The imposition of these sanctions, targeting Russia but leaving China with collateral damage, begs a larger question: what is the real-world impact of the sanctions on China? Do they bite at China’s capability to procure military equipment and services, or its abilities to continue operating and fulfilling its requirements?
There are four major areas that the sanctions cover: U.S. property, a visa ban, export denial, and the U.S. financial system. Examining the potential for major impact of each sanction shows where China is most likely to feel the pain, and where it is more or less immune.
The property sanction, described as the “blocking of all property and interests in property within United States jurisdiction,” is imposed on both the Equipment Development Department and on Li Shangfu himself.

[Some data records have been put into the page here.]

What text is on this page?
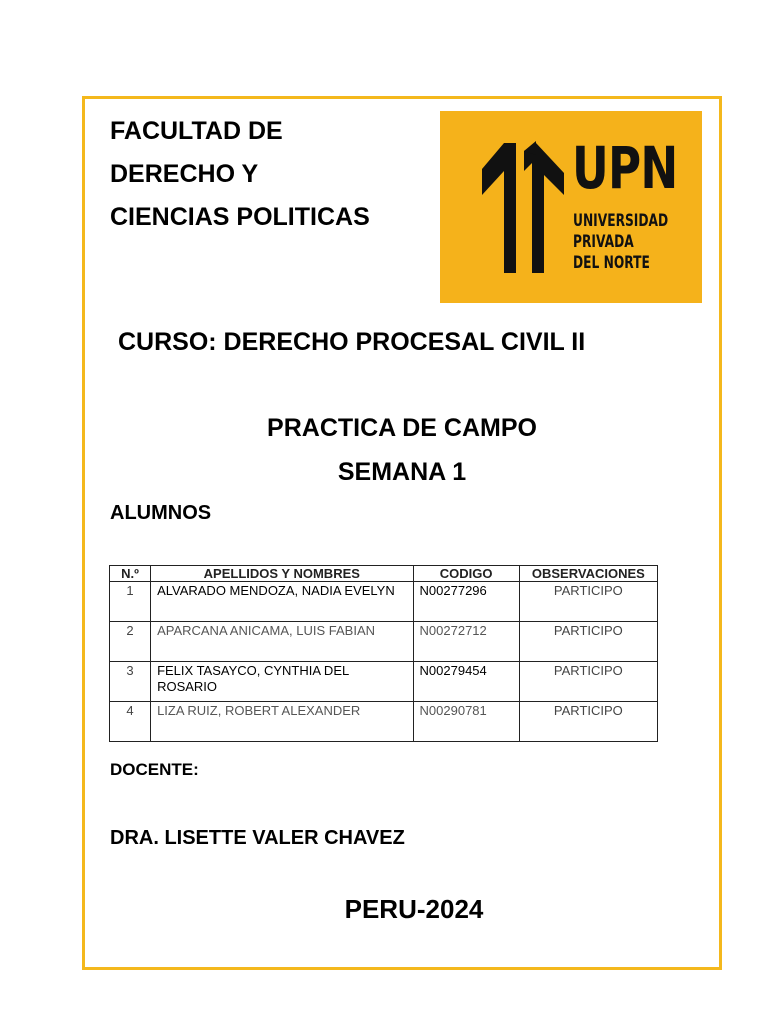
FACULTAD DE
DERECHO Y
CIENCIAS POLITICAS
UPN
UNIVERSIDAD
PRIVADA
DEL NORTE
CURSO: DERECHO PROCESAL CIVIL II
PRACTICA DE CAMPO
SEMANA 1
ALUMNOS
N.º	APELLIDOS Y NOMBRES	CODIGO	OBSERVACIONES
1	ALVARADO MENDOZA, NADIA EVELYN	N00277296	PARTICIPO
2	APARCANA ANICAMA, LUIS FABIAN	N00272712	PARTICIPO
3	FELIX TASAYCO, CYNTHIA DEL ROSARIO	N00279454	PARTICIPO
4	LIZA RUIZ, ROBERT ALEXANDER	N00290781	PARTICIPO
DOCENTE:
DRA. LISETTE VALER CHAVEZ
PERU-2024
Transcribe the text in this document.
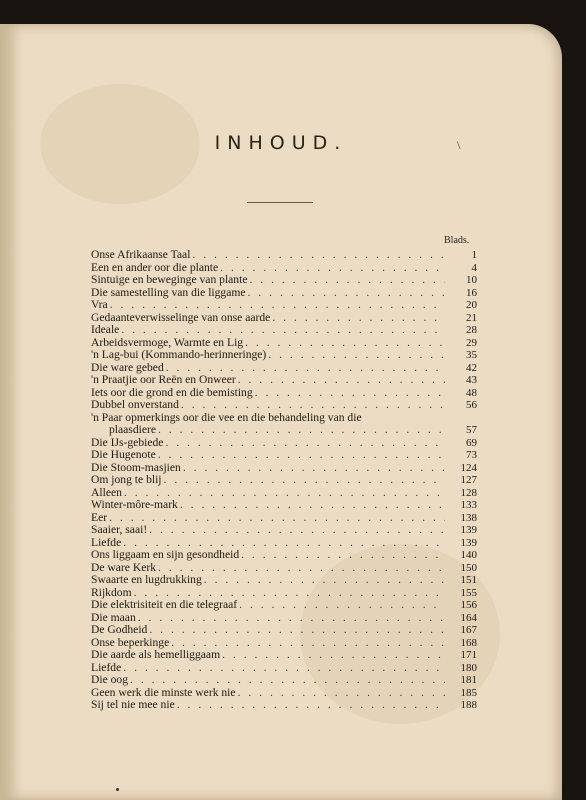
INHOUD.	\
Blads.
Onse Afrikaanse Taal . . .	1
Een en ander oor die plante . . .	4
Sintuige en beweginge van plante . . .	10
Die samestelling van die liggame . . .	16
Vra . . .	20
Gedaanteverwisselinge van onse aarde . . .	21
Ideale . . .	28
Arbeidsvermoge, Warmte en Lig . . .	29
'n Lag-bui (Kommando-herinneringe) . . .	35
Die ware gebed . . .	42
'n Praatjie oor Reën en Onweer . . .	43
Iets oor die grond en die bemisting . . .	48
Dubbel onverstand . . .	56
'n Paar opmerkings oor die vee en die behandeling van die
plaasdiere . . .	57
Die IJs-gebiede . . .	69
Die Hugenote . . .	73
Die Stoom-masjien . . .	124
Om jong te blij . . .	127
Alleen . . .	128
Winter-môre-mark . . .	133
Eer . . .	138
Saaier, saai! . . .	139
Liefde . . .	139
Ons liggaam en sijn gesondheid . . .	140
De ware Kerk . . .	150
Swaarte en lugdrukking . . .	151
Rijkdom . . .	155
Die elektrisiteit en die telegraaf . . .	156
Die maan . . .	164
De Godheid . . .	167
Onse beperkinge . . .	168
Die aarde als hemelliggaam . . .	171
Liefde . . .	180
Die oog . . .	181
Geen werk die minste werk nie . . .	185
Sij tel nie mee nie . . .	188
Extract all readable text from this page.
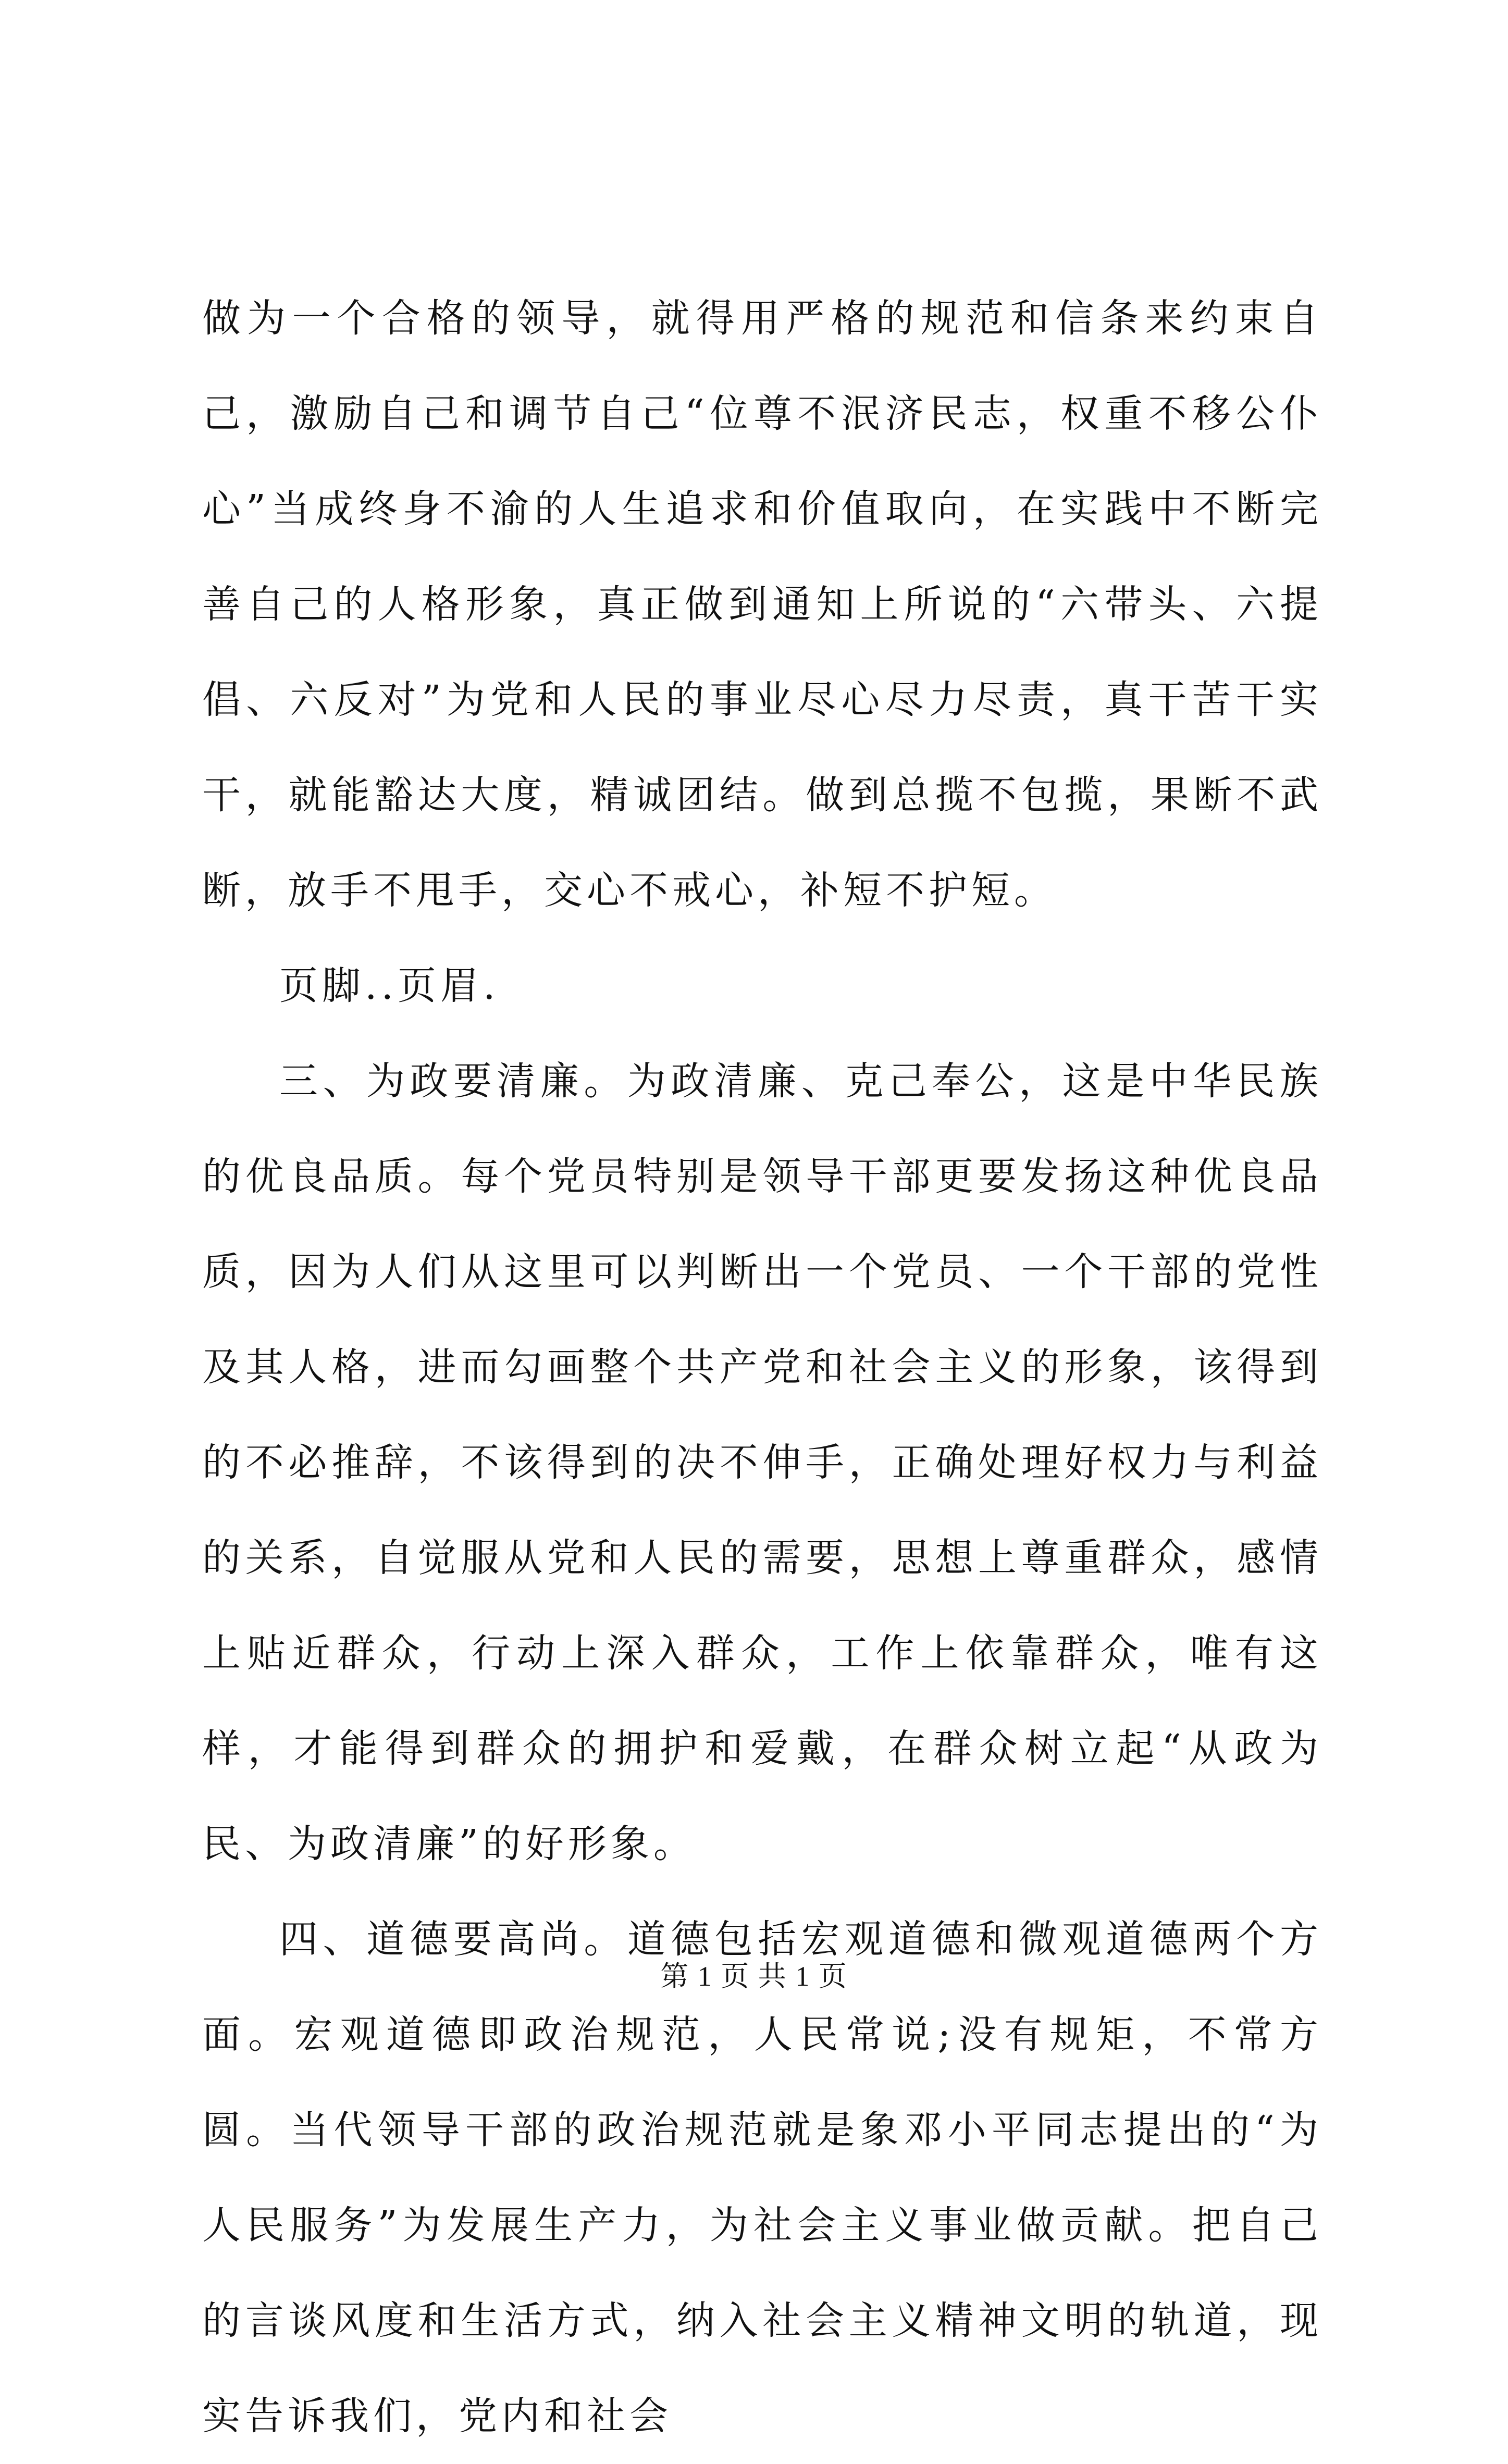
做为一个合格的领导，就得用严格的规范和信条来约束自己，激励自己和调节自己“位尊不泯济民志，权重不移公仆心”当成终身不渝的人生追求和价值取向，在实践中不断完善自己的人格形象，真正做到通知上所说的“六带头、六提倡、六反对”为党和人民的事业尽心尽力尽责，真干苦干实干，就能豁达大度，精诚团结。做到总揽不包揽，果断不武断，放手不甩手，交心不戒心，补短不护短。

页脚..页眉.

三、为政要清廉。为政清廉、克己奉公，这是中华民族的优良品质。每个党员特别是领导干部更要发扬这种优良品质，因为人们从这里可以判断出一个党员、一个干部的党性及其人格，进而勾画整个共产党和社会主义的形象，该得到的不必推辞，不该得到的决不伸手，正确处理好权力与利益的关系，自觉服从党和人民的需要，思想上尊重群众，感情上贴近群众，行动上深入群众，工作上依靠群众，唯有这样，才能得到群众的拥护和爱戴，在群众树立起“从政为民、为政清廉”的好形象。

四、道德要高尚。道德包括宏观道德和微观道德两个方面。宏观道德即政治规范，人民常说;没有规矩，不常方圆。当代领导干部的政治规范就是象邓小平同志提出的“为人民服务”为发展生产力，为社会主义事业做贡献。把自己的言谈风度和生活方式，纳入社会主义精神文明的轨道，现实告诉我们，党内和社会

第 1 页 共 1 页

Does Li own a string of condominiums along the California coastline? Probably not. Does the EDD, or indeed any department of the People’s Liberation Army, own real estate in the United States? They don’t even own the shops behind the Silk Market in the Jianguomen Embassy District in Beijing anymore.
Having said that, it is certainly not inconceivable that both the department and the director himself have ties, if not openly exposed interests, in U.S. real estate. Wealthy Chinese are known to use proxy buyers when making purchases they oughtn’t to be able to make abroad. But Li Shangfu, trusted and promoted by Xi Jinping, and formerly in charge of space programs in China, is someone who, from the Chinese Communist Party’s official perspective, definitely should not to have the means, wherewithal, or access to buy property in the United States. If he has done so, as so many other officials have, in fact, done, he is subject to far greater trouble in China itself than the United States can ever make for him.

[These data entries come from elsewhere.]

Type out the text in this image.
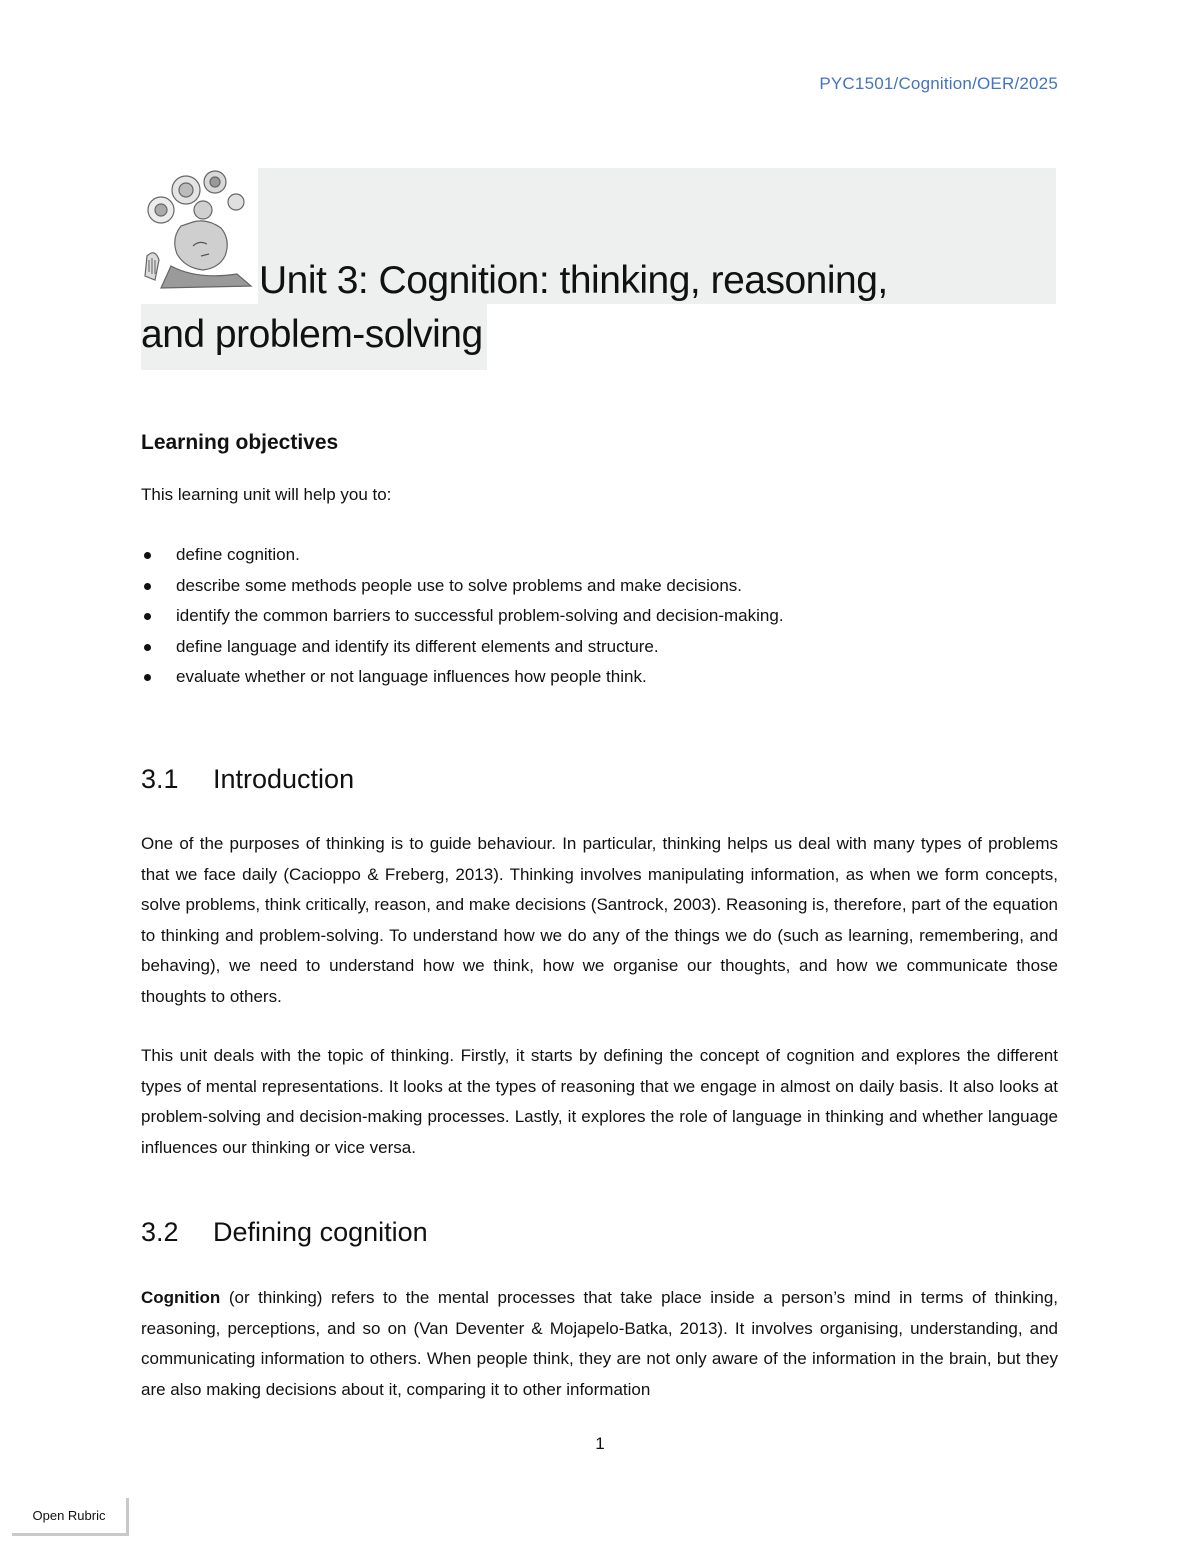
PYC1501/Cognition/OER/2025
Unit 3: Cognition: thinking, reasoning,
and problem-solving
Learning objectives
This learning unit will help you to:
define cognition.
describe some methods people use to solve problems and make decisions.
identify the common barriers to successful problem-solving and decision-making.
define language and identify its different elements and structure.
evaluate whether or not language influences how people think.
3.1 Introduction

One of the purposes of thinking is to guide behaviour. In particular, thinking helps us deal with many types of problems that we face daily (Cacioppo & Freberg, 2013). Thinking involves manipulating information, as when we form concepts, solve problems, think critically, reason, and make decisions (Santrock, 2003). Reasoning is, therefore, part of the equation to thinking and problem-solving. To understand how we do any of the things we do (such as learning, remembering, and behaving), we need to understand how we think, how we organise our thoughts, and how we communicate those thoughts to others.

This unit deals with the topic of thinking. Firstly, it starts by defining the concept of cognition and explores the different types of mental representations. It looks at the types of reasoning that we engage in almost on daily basis. It also looks at problem-solving and decision-making processes. Lastly, it explores the role of language in thinking and whether language influences our thinking or vice versa.

3.2 Defining cognition

Cognition (or thinking) refers to the mental processes that take place inside a person’s mind in terms of thinking, reasoning, perceptions, and so on (Van Deventer & Mojapelo-Batka, 2013). It involves organising, understanding, and communicating information to others. When people think, they are not only aware of the information in the brain, but they are also making decisions about it, comparing it to other information

1
Open Rubric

As for the EDD itself, as a relatively new entity created under Xi’s 2016 military reorganization, it would have stringent controls that would not include budget items for American real estate.

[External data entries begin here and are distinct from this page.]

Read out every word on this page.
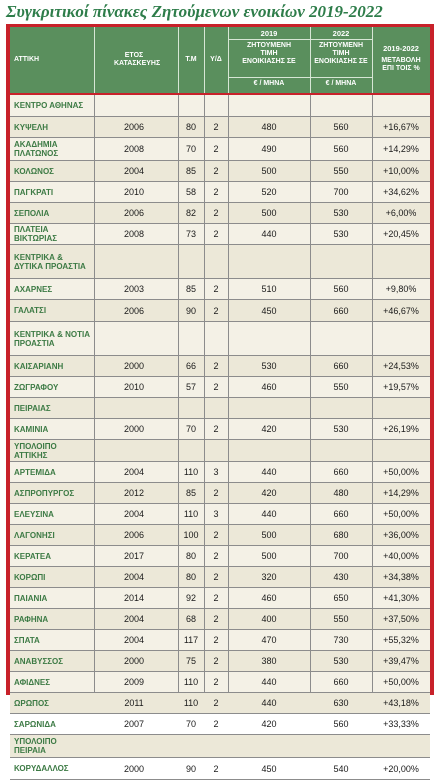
Συγκριτικοί πίνακες Ζητούμενων ενοικίων 2019-2022
ΑΤΤΙΚΗ
ΕΤΟΣ ΚΑΤΑΣΚΕΥΗΣ
Τ.Μ	Υ/Δ
2019
ΖΗΤΟΥΜΕΝΗ ΤΙΜΗ ΕΝΟΙΚΙΑΣΗΣ ΣΕ
€ / ΜΗΝΑ
2022
ΖΗΤΟΥΜΕΝΗ ΤΙΜΗ ΕΝΟΙΚΙΑΣΗΣ ΣΕ
€ / ΜΗΝΑ
2019-2022
ΜΕΤΑΒΟΛΗ ΕΠΙ ΤΟΙΣ %
ΚΕΝΤΡΟ ΑΘΗΝΑΣ
ΚΥΨΕΛΗ	2006	80	2	480	560	+16,67%
ΑΚΑΔΗΜΙΑ ΠΛΑΤΩΝΟΣ	2008	70	2	490	560	+14,29%
ΚΟΛΩΝΟΣ	2004	85	2	500	550	+10,00%
ΠΑΓΚΡΑΤΙ	2010	58	2	520	700	+34,62%
ΣΕΠΟΛΙΑ	2006	82	2	500	530	+6,00%
ΠΛΑΤΕΙΑ ΒΙΚΤΩΡΙΑΣ	2008	73	2	440	530	+20,45%
ΚΕΝΤΡΙΚΑ & ΔΥΤΙΚΑ ΠΡΟΑΣΤΙΑ
ΑΧΑΡΝΕΣ	2003	85	2	510	560	+9,80%
ΓΑΛΑΤΣΙ	2006	90	2	450	660	+46,67%
ΚΕΝΤΡΙΚΑ & ΝΟΤΙΑ ΠΡΟΑΣΤΙΑ
ΚΑΙΣΑΡΙΑΝΗ	2000	66	2	530	660	+24,53%
ΖΩΓΡΑΦΟΥ	2010	57	2	460	550	+19,57%
ΠΕΙΡΑΙΑΣ
ΚΑΜΙΝΙΑ	2000	70	2	420	530	+26,19%
ΥΠΟΛΟΙΠΟ ΑΤΤΙΚΗΣ
ΑΡΤΕΜΙΔΑ	2004	110	3	440	660	+50,00%
ΑΣΠΡΟΠΥΡΓΟΣ	2012	85	2	420	480	+14,29%
ΕΛΕΥΣΙΝΑ	2004	110	3	440	660	+50,00%
ΛΑΓΟΝΗΣΙ	2006	100	2	500	680	+36,00%
ΚΕΡΑΤΕΑ	2017	80	2	500	700	+40,00%
ΚΟΡΩΠΙ	2004	80	2	320	430	+34,38%
ΠΑΙΑΝΙΑ	2014	92	2	460	650	+41,30%
ΡΑΦΗΝΑ	2004	68	2	400	550	+37,50%
ΣΠΑΤΑ	2004	117	2	470	730	+55,32%
ΑΝΑΒΥΣΣΟΣ	2000	75	2	380	530	+39,47%
ΑΦΙΔΝΕΣ	2009	110	2	440	660	+50,00%
ΩΡΩΠΟΣ	2011	110	2	440	630	+43,18%
ΣΑΡΩΝΙΔΑ	2007	70	2	420	560	+33,33%
ΥΠΟΛΟΙΠΟ ΠΕΙΡΑΙΑ
ΚΟΡΥΔΑΛΛΟΣ	2000	90	2	450	540	+20,00%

The property sanctions are probably not going to have any major effect, therefore. Likewise, the visa ban for Li is not likely to be an issue.
What, then, of the denial of export licenses?
The United States already has significant controls over its export of military-use items to China. As detailed in a brief by Eric Carlson and Peter Lichtenbaum of Covington & Burling Law Firm, at least three Cabinet-level departments enforce a variety of restrictions. The State Department administers the International Traffic in Arms Regulations (ITAR). The Commerce Department, under its Bureau of Industry and Security (BIS), administers the general set of Export Administration Regulations. And the Commerce Department has the job of looking after trade and economic sanctions.
U.S. controls on exporting items for military use in China are so strict that “an export to a Chinese national — wherever that person is located — is considered an export to China. An export license may be required to disclose technology or software source code to Chinese nationals, including those working at U.S. companies,” according to Covington. The requirement has a long reach. “Even if a third-country party employs a Chinese national who will have access to U.S. proprietary technology, that party may be required to obtain a ‘deemed re-export’ license authorizing transfer to the Chinese employee.”
Functionally, therefore, the sanction imposing a denial of export licenses to the Chinese military’s Equipment Development Department is largely redundant with existing practice.
In all likelihood the greatest risk to China, therefore, may result from the fourth area of sanctions, “a prohibition on foreign exchange transactions under United States jurisdiction,” and “a prohibition on transactions with the United States financial system.”
The U.S. Department of the Treasury’s Office of Foreign Assets Control (OFAC) is responsible for controlling the activity of non-U.S. financial institutions (FFIs) engaging in U.S. dollar transactions involving foreign nations.
This is where the U.S. sanctions against China’s military procurement may find their teeth.
The EDD isn’t going to need foreign reserves to buy U.S. equipment and services, but it is doing business with countries around the world that crave a major, convertible currency. Russia is one of them. With over $3 trillion in foreign reserves, China has a wealth of foreign currency to make major acquisitions for its military equipment programs.
If China now wants to enter into any contract with Russia or any other nation that involves U.S. dollars, the conversion or transaction of U.S. dollars to consummate those deals means that they run up against the sanctions just levied by the U.S. government.
Why? Because U.S. dollars, by definition, wherever traded, exchanged, or used as currency, are part of the “United States financial system,” as cited in the sanctions.
China’s response to last week’s U.S. sanctions on its military procurement department might be more than a knee-jerk reaction to loss of face. Indeed, it is probable that China fully realizes that it has just been hamstrung in its use of dollar-denominated contracts to supply and enhance the PLA.